Lessons from others
Each of you is here because you have already shown leadership. What's your secret?
In the next few minutes, I want to ask each of our award recipients to reflect on your time at Bucknell and see if you have learned some of the lessons for leadership gleaned from experts.
Lesson one comes from historian Delores Kearns Goodwin. When she spoke on Bucknell's campus she offered the following definition of leadership: "Leadership is the ability to withstand adversity." In many ways, Goodwin was echoing a remark by Ernest Hemingway, "Everyone is broken by life, but afterwards many are strong in the broken places." So my hope for you is that during your time at Bucknell you have failed AND that you have learned from those failures, becoming stronger and wiser in the process.
Lesson two comes from Confucius, who long ago advised: "Do not wish for quick results, nor look for small advantages. If you look for quick results, you will not reach the ultimate goal. If you are led astray by small advantages, you will never accomplish great things." My hope for you is that you have learned the value of setting goals that stretch your vision and your reach.
Lesson three comes from Thomas Jefferson, who is reported to have said: "I am a firm believer in luck, and I find the harder I work, the more I have of it." Each of you is here today because you have risen to the challenges placed before you — not only setting a goal, but working to achieve it. My hope for you is that you will take the lesson of hard work and apply it throughout life.
What makes you a leader?
Each of you is here because you have shown leadership. How did you get this way? As a psychologist, I know there has been a long scholarly debate on whether or not leaders are born leaders or whether there are key learning elements that shape leaders.

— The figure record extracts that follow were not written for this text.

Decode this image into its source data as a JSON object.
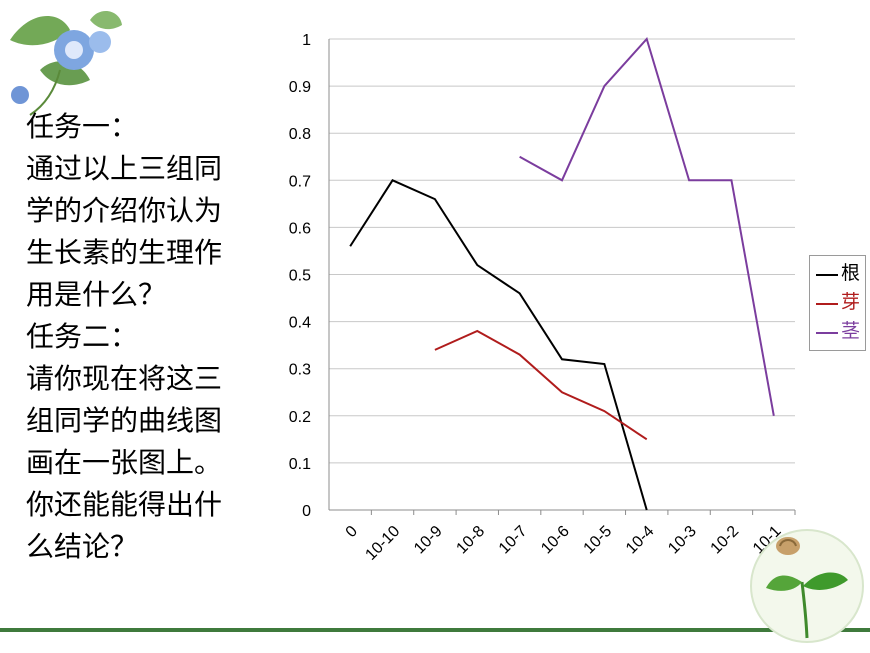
{
  "task_text": {
    "task1_heading": "任务一：",
    "task1_lines": [
      "通过以上三组同",
      "学的介绍你认为",
      "生长素的生理作",
      "用是什么？"
    ],
    "task2_heading": "任务二：",
    "task2_lines": [
      "请你现在将这三",
      "组同学的曲线图",
      "画在一张图上。",
      "你还能能得出什",
      "么结论？"
    ]
  },
  "chart_data": {
    "type": "line",
    "categories": [
      "0",
      "10-10",
      "10-9",
      "10-8",
      "10-7",
      "10-6",
      "10-5",
      "10-4",
      "10-3",
      "10-2",
      "10-1"
    ],
    "ylim": [
      0,
      1
    ],
    "yticks": [
      "0",
      "0.1",
      "0.2",
      "0.3",
      "0.4",
      "0.5",
      "0.6",
      "0.7",
      "0.8",
      "0.9",
      "1"
    ],
    "grid": true,
    "legend_position": "right",
    "series": [
      {
        "name": "根",
        "color": "#000000",
        "values": [
          0.56,
          0.7,
          0.66,
          0.52,
          0.46,
          0.32,
          0.31,
          0.0,
          null,
          null,
          null
        ]
      },
      {
        "name": "芽",
        "color": "#b01c1c",
        "values": [
          null,
          null,
          0.34,
          0.38,
          0.33,
          0.25,
          0.21,
          0.15,
          null,
          null,
          null
        ]
      },
      {
        "name": "茎",
        "color": "#7b3d9e",
        "values": [
          null,
          null,
          null,
          null,
          0.75,
          0.7,
          0.9,
          1.0,
          0.7,
          0.7,
          0.2
        ]
      }
    ]
  }
}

Each of you is here because of both the nature and nurture you received before coming to Bucknell. Perhaps the sociologist Emile Durkheim said it best: "We do not belong to ourselves entirely. We owe something of ourselves to others." I would like to ask family members and friends who are here celebrating our award winners to rise and be acknowledged for all that you have contributed to your leader's development.
But your development as leaders didn't stop when you came to Bucknell! As a community, we were ready for you. As you may know, our student affairs colleagues and our faculty had developed a set of goals for each of you, including this one:
Bucknell graduates will:
Understand the importance of and develop the capacities for self-assessment, ethical reasoning, and effective interaction with others so as to act responsibly and to promote justice in professional and communal life.
In short, the Bucknell community is premised on the belief that leadership is a function of both innate skills and abilities AND learning experiences. I would like to ask the staff members and faculty members who are here because they have contributed to making Bucknell your laboratory for leadership to please rise and be acknowledged for all that they have done.
Think small; act large
As you go forward at Bucknell and elsewhere, I hope that you will heed the advice of the late Rev. Peter Gomes, former emeritus minister of Memorial Church at Harvard. He exhorted his students to "Think small; act large." What does he mean by this?
Think small: as he put it "I do not mean you to be small minded or petty or parochial. I mean that you should focus your ambitions on those things that you can do something about, namely, about yourself and the things over which you have some degree of control . . . your temper, your manners, your morals, your habits . . ." Gomes warns us to focus on the possible: "The greatest dilemma in life is to fail to do something little that you could do because you were waiting to do something heroic that you couldn't do."
But if you only focused on yourselves, you wouldn't be here today. You've already understood Ben Franklin's aphorism: "A man wrapped up in himself makes a very small bundle." That's where Gomes's second principle comes in: act large. "Another way of saying this is that you should live generously. Be extravagant in your expectations, lavish in your hopes, ambitious in your aspirations, especially for others."
In the room today, we have examples of student leaders who have both Thought Small and Acted Large. You have learned the lessons of leadership well. Congratulations to each of you! And thank you for all you have contributed to the Bucknell community.